Regional Gardening Reports :: National Gardening Association

Southwestern Deserts

December, 2001
Regional Report

Buy Blooming Holiday Plants

Poinsettia, Christmas cactus and cyclamen provide a boost of color to holiday decorating. All take bright light indoors, but don't let them sit too close to glass windows and patio doors where they can burn in direct sun. Don't overwater these plants. Poke your finger into the soil. When it is dry to about one inch deep, water slowly and deeply. If the plants have decorate foil wraps, take it off when watering so water doesn't collect and promote root rot.

Buy a Christmas Tree

To check for freshness, bend a few needles between your fingers. They should be soft and pliable. If they snap and break, look for another tree. Another test is to grab the tree by the trunk, lift it a couple of inches and "thunk" it on the ground. If lots of needles drop, it's not fresh. Keep the tree in bright light indoors, but not direct sun. Keep well-watered. Place a couple handfuls of ice cubes on the surface of the soil daily. As the cubes slowly melt, they provide a slow deep watering.

Harvest Citrus

Rind color is not a reliable indication of ripeness. The skin can still be green, but the fruit is sweet. When the temperature is cold enough, rinds start turning from green to yellow or green to orange, depending on the fruit. This month, navel and sweet oranges, mandarins and tangelo are probably ready for harvest. Grapefruit are just coming into their season. The best method to determine sweetness is to taste-test!
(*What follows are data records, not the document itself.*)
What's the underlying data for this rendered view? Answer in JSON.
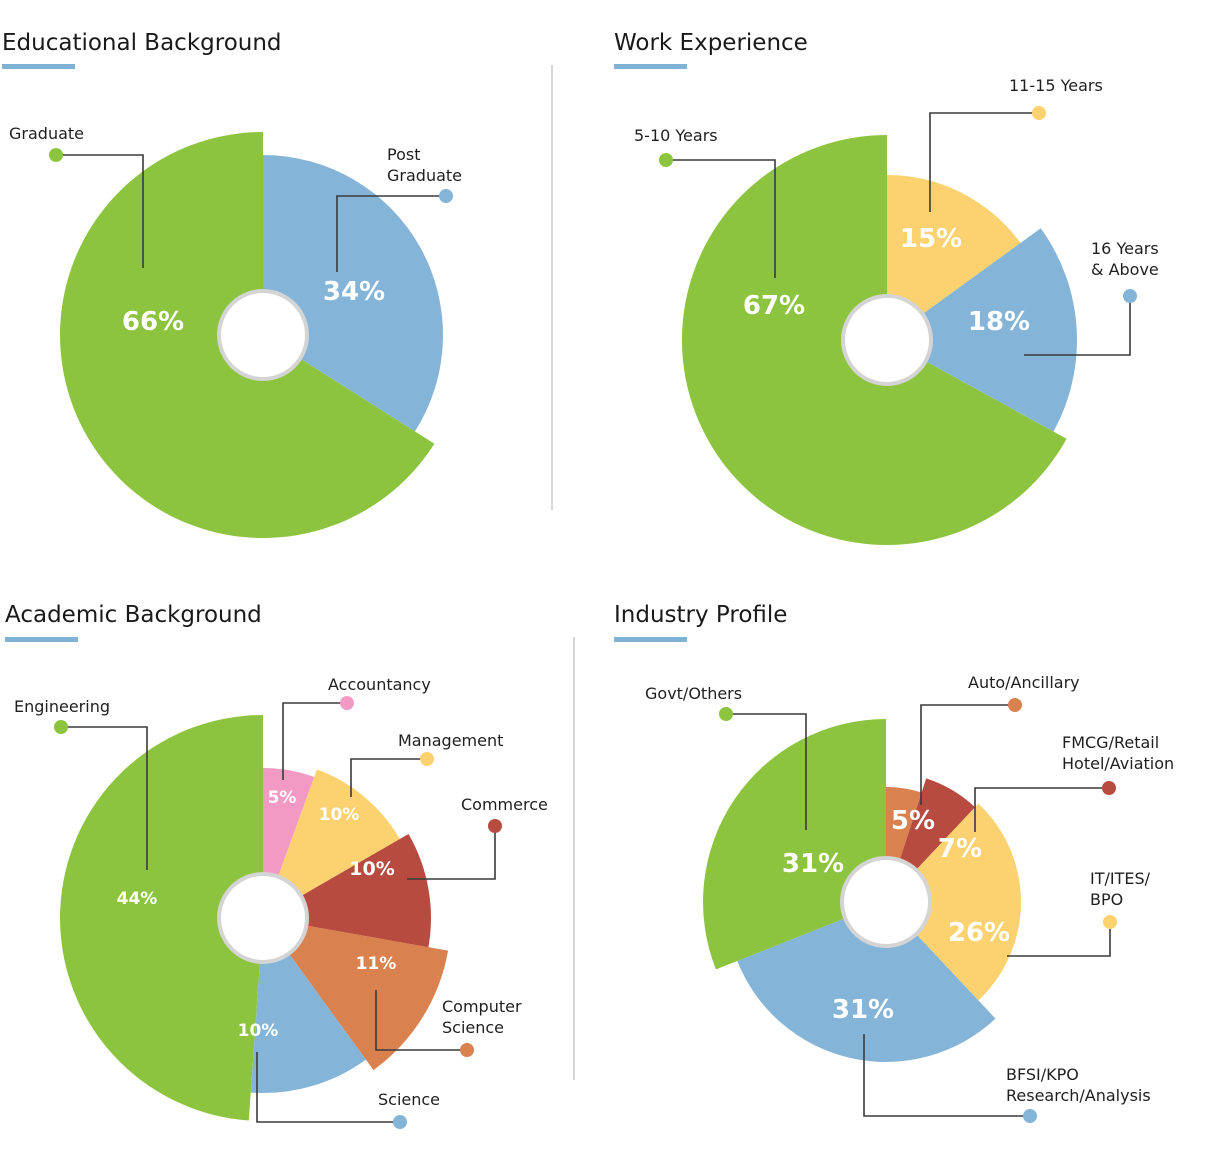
{
  "chart_data": [
    {
      "type": "pie",
      "title": "Educational Background",
      "style": "rose-donut",
      "slices": [
        {
          "label": "Post Graduate",
          "value": 34,
          "display": "34%",
          "color": "#84b5d8"
        },
        {
          "label": "Graduate",
          "value": 66,
          "display": "66%",
          "color": "#8dc43f"
        }
      ]
    },
    {
      "type": "pie",
      "title": "Work Experience",
      "style": "rose-donut",
      "slices": [
        {
          "label": "11-15 Years",
          "value": 15,
          "display": "15%",
          "color": "#fcd271"
        },
        {
          "label": "16 Years & Above",
          "value": 18,
          "display": "18%",
          "color": "#84b5d8"
        },
        {
          "label": "5-10 Years",
          "value": 67,
          "display": "67%",
          "color": "#8dc43f"
        }
      ]
    },
    {
      "type": "pie",
      "title": "Academic Background",
      "style": "rose-donut",
      "slices": [
        {
          "label": "Accountancy",
          "value": 5,
          "display": "5%",
          "color": "#f29ac4"
        },
        {
          "label": "Management",
          "value": 10,
          "display": "10%",
          "color": "#fcd271"
        },
        {
          "label": "Commerce",
          "value": 10,
          "display": "10%",
          "color": "#b74b3f"
        },
        {
          "label": "Computer Science",
          "value": 11,
          "display": "11%",
          "color": "#d9814f"
        },
        {
          "label": "Science",
          "value": 10,
          "display": "10%",
          "color": "#84b5d8"
        },
        {
          "label": "Engineering",
          "value": 44,
          "display": "44%",
          "color": "#8dc43f"
        }
      ]
    },
    {
      "type": "pie",
      "title": "Industry Profile",
      "style": "rose-donut",
      "slices": [
        {
          "label": "Auto/Ancillary",
          "value": 5,
          "display": "5%",
          "color": "#d9814f"
        },
        {
          "label": "FMCG/Retail Hotel/Aviation",
          "value": 7,
          "display": "7%",
          "color": "#b74b3f"
        },
        {
          "label": "IT/ITES/ BPO",
          "value": 26,
          "display": "26%",
          "color": "#fcd271"
        },
        {
          "label": "BFSI/KPO Research/Analysis",
          "value": 31,
          "display": "31%",
          "color": "#84b5d8"
        },
        {
          "label": "Govt/Others",
          "value": 31,
          "display": "31%",
          "color": "#8dc43f"
        }
      ]
    }
  ],
  "accent_color": "#7fb3d6",
  "divider_color": "#d6d6d6"
}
Plant Deciduous Fruit Trees

Apple, peach, apricot and plum can bear fruit in the low desert. Check with your County Cooperative Extension office to determine how many "chilling hours" your area averages each year. A chilling hour is defined as one hour at 45 degrees or below. Fruit tree varieties require different amounts of chilling hours to set fruit. Choose trees whose requirements match your area. If you receive 400 chilling hours, don't plant a tree that requires 600, as it will be unlikely to bear fruit.

Plant Bareroot Roses

These plants are arriving in the nurseries this month and next. Buy early to get a good selection. Some nurseries will pot them up; others wrap the root system in damp peat moss or sawdust. Keep the roots moist until you plant. Plunge the entire plant in a bucket of water and let it soak 8 to 24 hours before planting. Plant where they receive at least 6 hours of full sun daily. Protection from hot afternoon sun is best.